The CS proposed to introduce excise duty at 15% on fees charged by all television stations, print media, billboards, and radio stations for advertisement of alcoholic beverages, betting, and gaming. Mr. Ogara noted that the proposal presented a tough balancing act for the Government but that the effect of the tax may act to slow down or control the consumption of alcoholic beverages, betting, and gaming activities.

Taxpayers to deposit 50% of the disputed tax before appealing a TAT decision

Mr. Omondi invited comments from the panelists noting that the above proposal had elicited an uproar. In responding to the policy rationale for the proposal, Mr. Oray first noted that this wasn’t the first time Kenya was contemplating such a provision. He pointed out that the repealed VAT Act had a similar provision which was set at 30%. Second, other jurisdictions in Africa including Tanzania, Rwanda, and Ghana have adopted a similar approach. Despite this, he argued that the reason for Kenya taking this approach was the benefits it presents to both the government and taxpayers.

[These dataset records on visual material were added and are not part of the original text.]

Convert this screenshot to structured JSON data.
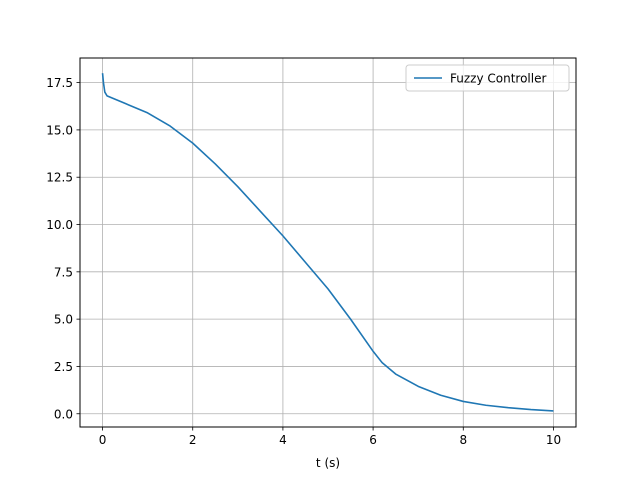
{
  "chart_data": {
    "type": "line",
    "title": "",
    "xlabel": "t (s)",
    "ylabel": "",
    "xlim": [
      -0.5,
      10.5
    ],
    "ylim": [
      -0.7,
      18.8
    ],
    "xticks": [
      0,
      2,
      4,
      6,
      8,
      10
    ],
    "xtick_labels": [
      "0",
      "2",
      "4",
      "6",
      "8",
      "10"
    ],
    "yticks": [
      0.0,
      2.5,
      5.0,
      7.5,
      10.0,
      12.5,
      15.0,
      17.5
    ],
    "ytick_labels": [
      "0.0",
      "2.5",
      "5.0",
      "7.5",
      "10.0",
      "12.5",
      "15.0",
      "17.5"
    ],
    "grid": true,
    "legend_position": "upper-right",
    "series": [
      {
        "name": "Fuzzy Controller",
        "color": "#1f77b4",
        "x": [
          0,
          0.02,
          0.05,
          0.1,
          0.3,
          0.5,
          1.0,
          1.5,
          2.0,
          2.5,
          3.0,
          3.5,
          4.0,
          4.5,
          5.0,
          5.5,
          6.0,
          6.2,
          6.5,
          7.0,
          7.5,
          8.0,
          8.5,
          9.0,
          9.5,
          10.0
        ],
        "y": [
          18.0,
          17.5,
          17.0,
          16.8,
          16.6,
          16.4,
          15.9,
          15.2,
          14.3,
          13.2,
          12.0,
          10.7,
          9.4,
          8.0,
          6.6,
          5.0,
          3.3,
          2.7,
          2.1,
          1.45,
          0.98,
          0.65,
          0.45,
          0.32,
          0.22,
          0.15
        ]
      }
    ]
  }
}
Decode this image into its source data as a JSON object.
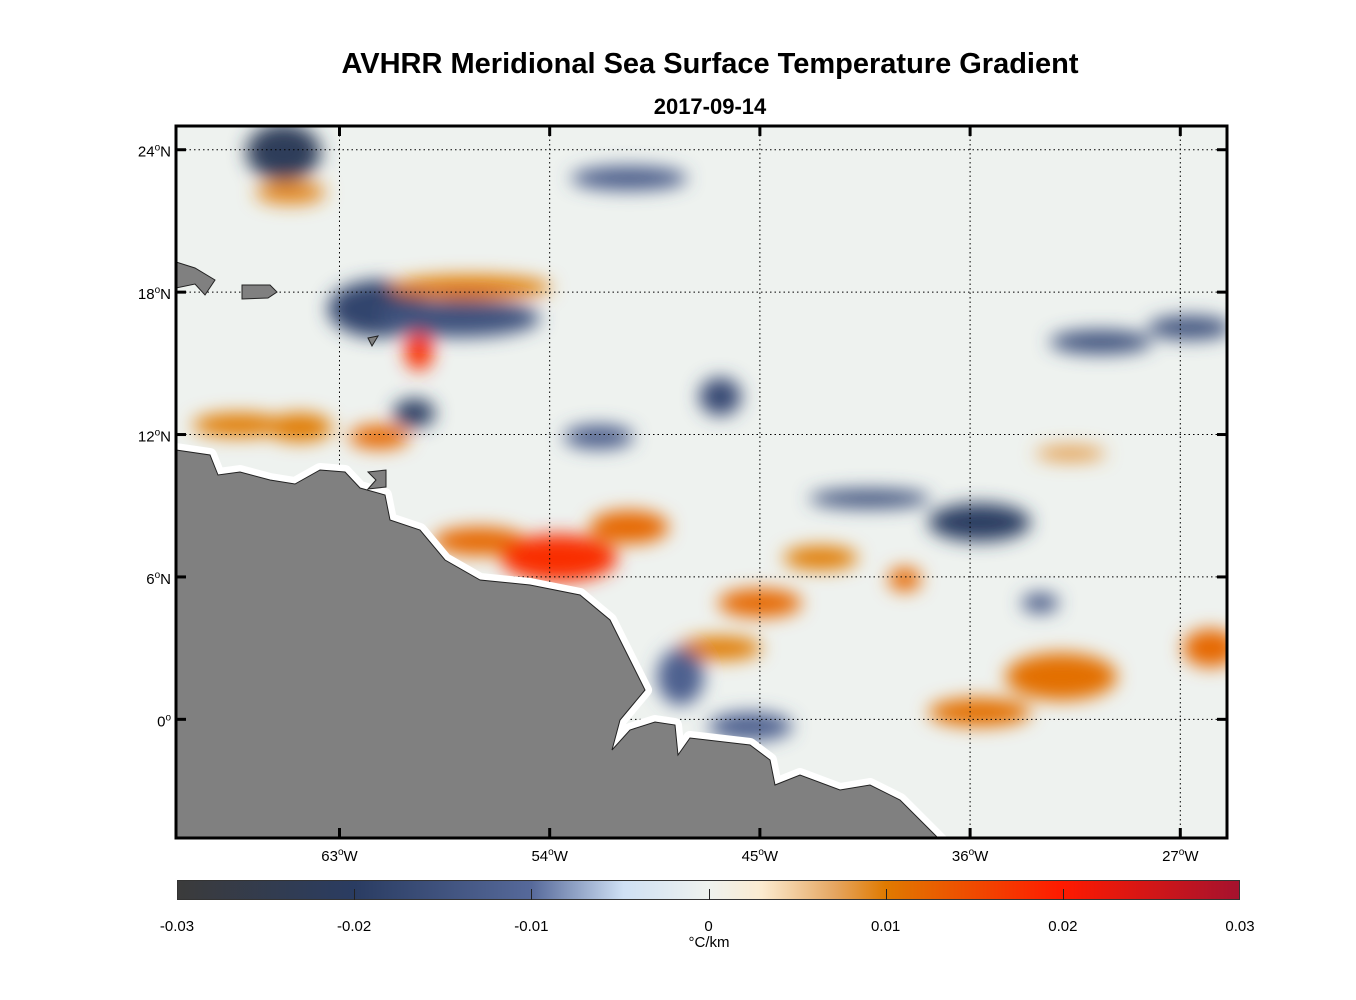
{
  "chart_data": {
    "type": "heatmap",
    "title": "AVHRR Meridional Sea Surface Temperature Gradient",
    "subtitle": "2017-09-14",
    "xlim": [
      -70,
      -25
    ],
    "ylim": [
      -5,
      25
    ],
    "grid": true,
    "x_ticks": [
      {
        "value": -63,
        "label": "63",
        "suffix": "W"
      },
      {
        "value": -54,
        "label": "54",
        "suffix": "W"
      },
      {
        "value": -45,
        "label": "45",
        "suffix": "W"
      },
      {
        "value": -36,
        "label": "36",
        "suffix": "W"
      },
      {
        "value": -27,
        "label": "27",
        "suffix": "W"
      }
    ],
    "y_ticks": [
      {
        "value": 24,
        "label": "24",
        "suffix": "N"
      },
      {
        "value": 18,
        "label": "18",
        "suffix": "N"
      },
      {
        "value": 12,
        "label": "12",
        "suffix": "N"
      },
      {
        "value": 6,
        "label": "6",
        "suffix": "N"
      },
      {
        "value": 0,
        "label": "0",
        "suffix": ""
      }
    ],
    "colorbar": {
      "label": "°C/km",
      "clim": [
        -0.03,
        0.03
      ],
      "ticks": [
        "-0.03",
        "-0.02",
        "-0.01",
        "0",
        "0.01",
        "0.02",
        "0.03"
      ],
      "tick_values": [
        -0.03,
        -0.02,
        -0.01,
        0,
        0.01,
        0.02,
        0.03
      ]
    },
    "features": [
      {
        "lon": -65.4,
        "lat": 23.9,
        "value": -0.022,
        "wlon": 1.6,
        "hlat": 1.2
      },
      {
        "lon": -65.1,
        "lat": 22.2,
        "value": 0.009,
        "wlon": 1.5,
        "hlat": 0.5
      },
      {
        "lon": -61.3,
        "lat": 17.3,
        "value": -0.018,
        "wlon": 2.2,
        "hlat": 1.2
      },
      {
        "lon": -57.9,
        "lat": 16.9,
        "value": -0.015,
        "wlon": 3.5,
        "hlat": 0.8
      },
      {
        "lon": -57.4,
        "lat": 18.2,
        "value": 0.01,
        "wlon": 3.5,
        "hlat": 0.5
      },
      {
        "lon": -59.6,
        "lat": 15.5,
        "value": 0.018,
        "wlon": 0.6,
        "hlat": 0.8
      },
      {
        "lon": -59.8,
        "lat": 12.9,
        "value": -0.02,
        "wlon": 0.9,
        "hlat": 0.6
      },
      {
        "lon": -61.3,
        "lat": 11.9,
        "value": 0.012,
        "wlon": 1.3,
        "hlat": 0.5
      },
      {
        "lon": -67.3,
        "lat": 12.4,
        "value": 0.01,
        "wlon": 2.0,
        "hlat": 0.5
      },
      {
        "lon": -64.7,
        "lat": 12.3,
        "value": 0.01,
        "wlon": 1.4,
        "hlat": 0.6
      },
      {
        "lon": -57.0,
        "lat": 7.5,
        "value": 0.012,
        "wlon": 2.0,
        "hlat": 0.6
      },
      {
        "lon": -53.6,
        "lat": 6.8,
        "value": 0.018,
        "wlon": 2.5,
        "hlat": 1.0
      },
      {
        "lon": -50.6,
        "lat": 8.1,
        "value": 0.012,
        "wlon": 1.7,
        "hlat": 0.7
      },
      {
        "lon": -45.0,
        "lat": 4.9,
        "value": 0.012,
        "wlon": 1.8,
        "hlat": 0.6
      },
      {
        "lon": -46.7,
        "lat": 3.0,
        "value": 0.01,
        "wlon": 1.8,
        "hlat": 0.5
      },
      {
        "lon": -42.4,
        "lat": 6.8,
        "value": 0.01,
        "wlon": 1.6,
        "hlat": 0.5
      },
      {
        "lon": -38.8,
        "lat": 5.9,
        "value": 0.012,
        "wlon": 0.7,
        "hlat": 0.5
      },
      {
        "lon": -35.6,
        "lat": 0.3,
        "value": 0.011,
        "wlon": 2.2,
        "hlat": 0.6
      },
      {
        "lon": -32.1,
        "lat": 1.8,
        "value": 0.011,
        "wlon": 2.4,
        "hlat": 1.0
      },
      {
        "lon": -25.7,
        "lat": 3.0,
        "value": 0.012,
        "wlon": 1.2,
        "hlat": 0.8
      },
      {
        "lon": -35.6,
        "lat": 8.3,
        "value": -0.02,
        "wlon": 2.2,
        "hlat": 0.8
      },
      {
        "lon": -40.3,
        "lat": 9.3,
        "value": -0.015,
        "wlon": 2.6,
        "hlat": 0.4
      },
      {
        "lon": -33.0,
        "lat": 4.9,
        "value": -0.014,
        "wlon": 0.8,
        "hlat": 0.4
      },
      {
        "lon": -46.7,
        "lat": 13.6,
        "value": -0.017,
        "wlon": 0.9,
        "hlat": 0.8
      },
      {
        "lon": -50.6,
        "lat": 22.8,
        "value": -0.013,
        "wlon": 2.5,
        "hlat": 0.5
      },
      {
        "lon": -51.9,
        "lat": 11.9,
        "value": -0.013,
        "wlon": 1.5,
        "hlat": 0.5
      },
      {
        "lon": -26.6,
        "lat": 16.5,
        "value": -0.015,
        "wlon": 1.8,
        "hlat": 0.5
      },
      {
        "lon": -30.4,
        "lat": 15.9,
        "value": -0.015,
        "wlon": 2.2,
        "hlat": 0.5
      },
      {
        "lon": -48.4,
        "lat": 1.8,
        "value": -0.012,
        "wlon": 1.0,
        "hlat": 1.2
      },
      {
        "lon": -45.4,
        "lat": -0.3,
        "value": -0.012,
        "wlon": 1.8,
        "hlat": 0.6
      },
      {
        "lon": -31.7,
        "lat": 11.2,
        "value": 0.008,
        "wlon": 1.5,
        "hlat": 0.3
      }
    ]
  }
}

The government will stand to benefit in the event a taxpayer loses a case in the High Court. The deposit in the escrow account will be easily and quickly accessible to the government thereby mitigating the risk of delay and prolonged follow up with the taxpayer. On the other hand, the burden on the taxpayer in terms of the cash flow will be lessened should the tax payable be too high to pay all at once.

In contrast, Mr. Waruiru argued that the provision requiring a deposit of 50% of the disputed amount impedes taxpayers’ right to access justice. He noted that the Supreme Court of Uganda held a similar provision to be unconstitutional. In his view, the provision is bad for taxpayers and the business community at large.

While supporting the sentiments of Mr. Waruiru, Mr. Ogara added that the provision could be prone to abuse by the KRA. 

Kenya Revenue Authority to Kenya Revenue Service

The move to rename Kenya Revenue Authority as Kenya Revenue Service was hailed as a good move by the panelists. They noted the term ‘service’ aligns with KRA’s goal of being customer-centric as has been the case in the recent past.

As a parting shot, Mr. Oray urged tax practitioners to collaborate with the Authority in educating taxpayers on the various tax measures to have an informed taxpaying public.